How Super Spinner Pinball found a playfield camera that could keep up.
Pinball is fast, physical, unpredictable, and strangely hard to capture on video.
The ball moves quickly. The playfield reflects light. Venues are often dark. And in tournament settings, the camera setup may need to move from one machine to another throughout the day.
For Super Spinner Pinball, based in Western Massachusetts, that challenge is part of the fun.
What started as a love of pinball has grown into a regular streaming setup covering tournaments, events, and the community around the game. With a background in live video production, including sports work for Double-A baseball and ESPN2, Bryan Hunter, the creator behind Super Spinner Pinball, already understood the fundamentals of live production.
But pinball brings its own rules.
“The playfield camera needs to be the best one,” says Bryan. “Frame rate is extremely important. You want the smoothest ball path.”
That search led him to BirdDog MAKI Ultra 12x.

Following the Ball.
In a pinball stream, not every angle has to be perfect. A player camera, score camera, or room shot can do the job at lower resolution.
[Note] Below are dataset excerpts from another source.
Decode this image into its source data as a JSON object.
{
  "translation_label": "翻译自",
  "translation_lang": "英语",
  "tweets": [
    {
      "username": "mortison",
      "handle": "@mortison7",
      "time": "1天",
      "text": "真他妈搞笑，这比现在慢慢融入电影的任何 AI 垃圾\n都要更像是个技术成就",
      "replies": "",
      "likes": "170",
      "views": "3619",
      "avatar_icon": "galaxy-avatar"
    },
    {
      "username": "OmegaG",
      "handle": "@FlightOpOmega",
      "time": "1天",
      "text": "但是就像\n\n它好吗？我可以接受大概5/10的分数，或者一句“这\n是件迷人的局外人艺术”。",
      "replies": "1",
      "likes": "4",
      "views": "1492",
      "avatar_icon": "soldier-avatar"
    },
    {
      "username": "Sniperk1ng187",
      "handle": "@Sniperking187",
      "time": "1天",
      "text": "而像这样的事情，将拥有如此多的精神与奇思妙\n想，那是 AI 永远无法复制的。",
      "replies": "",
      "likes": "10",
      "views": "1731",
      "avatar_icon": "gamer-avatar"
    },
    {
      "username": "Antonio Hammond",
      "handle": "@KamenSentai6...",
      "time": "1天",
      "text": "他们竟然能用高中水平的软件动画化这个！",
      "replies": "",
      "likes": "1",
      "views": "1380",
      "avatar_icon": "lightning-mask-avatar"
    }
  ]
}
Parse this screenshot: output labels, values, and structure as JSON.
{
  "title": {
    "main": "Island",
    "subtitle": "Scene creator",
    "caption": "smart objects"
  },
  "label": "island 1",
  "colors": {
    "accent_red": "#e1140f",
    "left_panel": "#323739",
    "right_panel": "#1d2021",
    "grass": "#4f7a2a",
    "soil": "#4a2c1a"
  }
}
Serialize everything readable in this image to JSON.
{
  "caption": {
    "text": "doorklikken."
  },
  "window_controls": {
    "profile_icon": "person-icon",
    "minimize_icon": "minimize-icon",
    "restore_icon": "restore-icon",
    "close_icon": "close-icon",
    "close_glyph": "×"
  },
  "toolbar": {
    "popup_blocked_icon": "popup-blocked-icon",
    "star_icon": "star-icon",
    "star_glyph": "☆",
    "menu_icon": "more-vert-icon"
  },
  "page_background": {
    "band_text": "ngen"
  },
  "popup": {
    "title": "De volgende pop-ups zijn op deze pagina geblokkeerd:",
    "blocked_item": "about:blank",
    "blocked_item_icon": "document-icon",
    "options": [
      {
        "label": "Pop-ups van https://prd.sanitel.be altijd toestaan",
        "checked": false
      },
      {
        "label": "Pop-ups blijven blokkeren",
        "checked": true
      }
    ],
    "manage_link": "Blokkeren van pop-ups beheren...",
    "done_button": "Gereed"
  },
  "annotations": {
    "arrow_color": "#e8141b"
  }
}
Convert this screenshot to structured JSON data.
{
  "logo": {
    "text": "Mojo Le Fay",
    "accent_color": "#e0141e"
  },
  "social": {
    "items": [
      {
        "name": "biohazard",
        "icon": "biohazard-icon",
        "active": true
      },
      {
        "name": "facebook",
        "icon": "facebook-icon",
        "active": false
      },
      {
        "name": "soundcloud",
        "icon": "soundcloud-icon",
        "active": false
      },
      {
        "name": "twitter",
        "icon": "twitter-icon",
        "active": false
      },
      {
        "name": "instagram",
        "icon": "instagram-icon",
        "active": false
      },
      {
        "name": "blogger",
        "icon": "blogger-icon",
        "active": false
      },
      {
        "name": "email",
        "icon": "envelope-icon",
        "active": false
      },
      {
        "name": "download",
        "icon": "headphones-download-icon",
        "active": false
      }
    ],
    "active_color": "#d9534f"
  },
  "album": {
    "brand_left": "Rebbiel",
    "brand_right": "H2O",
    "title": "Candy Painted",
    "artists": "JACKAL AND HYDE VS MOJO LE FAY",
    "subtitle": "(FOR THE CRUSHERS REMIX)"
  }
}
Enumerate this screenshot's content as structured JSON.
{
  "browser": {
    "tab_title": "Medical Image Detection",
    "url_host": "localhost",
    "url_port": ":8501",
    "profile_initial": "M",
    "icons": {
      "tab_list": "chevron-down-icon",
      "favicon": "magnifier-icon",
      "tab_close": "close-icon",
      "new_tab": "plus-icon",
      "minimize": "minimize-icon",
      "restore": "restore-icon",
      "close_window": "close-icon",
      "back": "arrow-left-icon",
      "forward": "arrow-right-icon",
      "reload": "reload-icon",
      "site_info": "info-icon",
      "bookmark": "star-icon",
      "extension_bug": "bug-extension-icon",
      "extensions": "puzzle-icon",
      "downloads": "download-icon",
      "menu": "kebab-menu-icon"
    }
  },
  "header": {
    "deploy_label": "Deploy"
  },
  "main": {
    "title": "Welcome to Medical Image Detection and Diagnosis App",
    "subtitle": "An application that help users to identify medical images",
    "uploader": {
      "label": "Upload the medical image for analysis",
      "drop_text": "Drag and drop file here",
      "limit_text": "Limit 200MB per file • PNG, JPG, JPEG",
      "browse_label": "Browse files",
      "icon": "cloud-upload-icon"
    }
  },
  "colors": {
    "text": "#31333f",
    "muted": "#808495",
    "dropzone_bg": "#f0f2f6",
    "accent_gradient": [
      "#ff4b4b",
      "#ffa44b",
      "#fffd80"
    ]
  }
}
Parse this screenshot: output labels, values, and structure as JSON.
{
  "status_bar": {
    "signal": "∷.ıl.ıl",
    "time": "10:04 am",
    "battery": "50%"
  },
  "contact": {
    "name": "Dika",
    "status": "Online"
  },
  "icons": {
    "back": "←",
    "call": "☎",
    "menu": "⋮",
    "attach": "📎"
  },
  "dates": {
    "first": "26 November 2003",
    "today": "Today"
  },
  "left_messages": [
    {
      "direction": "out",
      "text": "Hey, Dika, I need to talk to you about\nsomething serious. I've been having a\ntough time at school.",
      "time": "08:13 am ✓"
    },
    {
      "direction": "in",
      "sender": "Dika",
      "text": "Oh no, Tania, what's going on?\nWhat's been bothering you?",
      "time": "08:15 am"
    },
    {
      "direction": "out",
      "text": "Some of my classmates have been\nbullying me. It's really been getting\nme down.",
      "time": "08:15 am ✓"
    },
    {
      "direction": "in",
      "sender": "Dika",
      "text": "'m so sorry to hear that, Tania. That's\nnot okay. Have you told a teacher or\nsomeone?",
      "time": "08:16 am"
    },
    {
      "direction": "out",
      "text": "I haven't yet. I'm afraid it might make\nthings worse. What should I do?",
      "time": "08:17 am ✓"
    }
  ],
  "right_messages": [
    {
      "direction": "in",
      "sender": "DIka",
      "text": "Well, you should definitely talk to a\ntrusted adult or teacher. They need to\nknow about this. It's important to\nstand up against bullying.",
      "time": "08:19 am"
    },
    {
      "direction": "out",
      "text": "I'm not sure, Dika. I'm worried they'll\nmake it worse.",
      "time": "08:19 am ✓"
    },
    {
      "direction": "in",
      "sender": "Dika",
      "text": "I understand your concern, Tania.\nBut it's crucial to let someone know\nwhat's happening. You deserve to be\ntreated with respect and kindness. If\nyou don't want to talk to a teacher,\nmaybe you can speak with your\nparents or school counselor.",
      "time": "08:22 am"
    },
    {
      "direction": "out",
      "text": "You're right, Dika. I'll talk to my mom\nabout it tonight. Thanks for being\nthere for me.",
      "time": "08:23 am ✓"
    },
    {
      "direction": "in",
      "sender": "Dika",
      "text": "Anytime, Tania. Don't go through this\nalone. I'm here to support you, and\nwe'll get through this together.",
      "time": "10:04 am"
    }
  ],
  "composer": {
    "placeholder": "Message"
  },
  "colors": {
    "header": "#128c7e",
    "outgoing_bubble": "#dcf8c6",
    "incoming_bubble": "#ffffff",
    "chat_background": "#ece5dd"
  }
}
The playfield camera is different.
It is the main event. It has to show the machine clearly, handle changing light, and keep the ball visible as it moves across the playfield. For Super Spinner Pinball, that meant looking for cameras that could deliver at least 60 frames per second so the ball would move smoothly on screen. On his own site, Bryan also points to low-light ability as a key requirement, especially because bars and arcade spaces can be dark.
MAKI Ultra stood out because it delivered the mix he needed: smooth motion, strong image control, practical zoom, and flexible output options.
“There is a lot I like about the BirdDog MAKI Ultra 12x,” Bryan says. “The User Interface of the settings is just phenomenal… The NDI just works.”
That kind of detail matters in a setup where every venue is different.
A Rig Built to Move.
Super Spinner Pinball’s rig is designed to move.
Built on an aluminium frame with casters, the setup can be rolled from machine to machine during events. That makes portability essential, but it also creates trade-offs around power, cabling, wireless transmission, and setup time.
The current workflow uses HDMI into a YoloBox, with MAKI Ultra powered by an external battery. For shorter tournaments, that works well. For longer events, power becomes a practical consideration, as streams can run for many hours with only short breaks.
This is not a perfect studio setup. It is a real production environment, with real constraints.
And MAKI Ultra fits because it gives him options.
HDMI, SDI, UVC, and NDI all worked reliably in his testing, with multiple outputs available at the same time. On the network side, he specifically called out the ability to fine-tune bitrate for optimal frame rate, which is especially useful when trying to preserve smooth motion.
Seeing the Ball Clearly.
For pinball, image quality is not just about looking good. It changes the viewing experience.
If the ball stutters, viewers lose the action. If the image is too dark, they lose the playfield. If the framing is off, the stream becomes harder to follow.
MAKI Ultra helped solve those problems in a practical way.
“So far this has been the most clear refresh for watching the ball traverse the playfield,” Bryan says, adding that Shutter Priority and Bright mode helped in darker rooms.
The physical controls also mattered. The large buttons and included IR remote made it easier to adjust settings or frame the shot without constantly going back to a laptop or rebuilding the rig.
That is the kind of small detail that matters when you are setting up quickly in a busy venue.

Conclusion.
For Super Spinner Pinball, MAKI Ultra did not change what the stream was trying to do. It simply made the hardest shot easier to capture.
The ball looked smoother. The playfield was clearer. The camera could be adjusted quickly from venue to venue. And the setup still worked with the portable rig Bryan had already built.
That is the real value.
In a workflow where every event is different, the best camera is not always the biggest or most complex one. It is the one that helps you get the shot, keep moving, and stay focused on the stream.
As Bryan puts it, if he were mounting a playfield camera permanently over a machine, MAKI Ultra “would be a great camera for it.”
Because when the ball moves fast, the camera has to keep up.